La combinaison APA + crédit d’impôt peut absorber une large part du coût horaire. Mais pour les 70-79 ans en emploi direct qui ne relèvent pas de l’APA, aucun de ces deux dispositifs ne compense la perte de l’exonération patronale.

Emploi direct ou prestataire ADMR : quel mode d’intervention choisir en 2026
La réforme crée un vrai décalage entre les deux modes d’intervention, et le choix mérite d’être recalculé cette année.
En emploi direct, on garde la main sur le recrutement et les horaires. Mais on supporte désormais l’intégralité des cotisations patronales si on a entre 70 et 79 ans. Le surcoût est net, immédiat et non négociable.
En passant par l’ADMR en mode prestataire, le tarif horaire affiché est plus élevé mais il inclut déjà les charges. L’association gère les remplacements, les congés et la continuité du service. Le reste à charge après APA et crédit d’impôt peut s’avérer comparable, voire inférieur à celui de l’emploi direct post-réforme.
Quelques critères concrets pour arbitrer :
- Si le bénéficiaire perçoit l’APA, le mode prestataire reste le plus simple administrativement et souvent le moins coûteux après déduction.
- Si le bénéficiaire a entre 70 et 79 ans, ne touche pas l’APA et emploie directement une aide à domicile, le passage en prestataire mérite un chiffrage comparatif auprès de l’association ADMR locale.
- Si le bénéficiaire a 80 ans ou plus, l’exonération patronale est conservée en emploi direct. Le gré à gré reste financièrement avantageux dans ce cas.
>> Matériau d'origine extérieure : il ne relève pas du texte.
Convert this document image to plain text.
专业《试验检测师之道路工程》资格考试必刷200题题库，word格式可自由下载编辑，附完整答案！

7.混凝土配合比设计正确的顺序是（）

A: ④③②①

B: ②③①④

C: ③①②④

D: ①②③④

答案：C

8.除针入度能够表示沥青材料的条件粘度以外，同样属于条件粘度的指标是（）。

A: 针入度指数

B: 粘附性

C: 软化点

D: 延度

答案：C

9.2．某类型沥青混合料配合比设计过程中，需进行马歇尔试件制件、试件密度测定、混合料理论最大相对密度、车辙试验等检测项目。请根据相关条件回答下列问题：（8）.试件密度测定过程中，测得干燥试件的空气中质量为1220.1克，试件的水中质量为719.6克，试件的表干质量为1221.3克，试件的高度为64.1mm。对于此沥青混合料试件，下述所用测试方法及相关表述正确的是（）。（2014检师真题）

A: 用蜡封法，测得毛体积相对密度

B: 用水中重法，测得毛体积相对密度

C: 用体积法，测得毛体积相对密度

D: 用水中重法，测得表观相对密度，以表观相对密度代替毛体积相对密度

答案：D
La bonne démarche consiste à demander un devis détaillé à l’association locale et au comparer avec une simulation Cesu incluant les nouvelles cotisations. Les CCAS peuvent aussi orienter vers des aides complémentaires départementales souvent méconnues.
Le budget aide à domicile 2026 ne se lit plus comme avant. Entre l’avenant salarial, la fin de l’exonération pour les 70-79 ans et le maintien du crédit d’impôt, chaque situation familiale produit un reste à charge différent. Poser les chiffres sur la table avec l’ADMR du département reste le geste le plus utile avant de prendre une décision.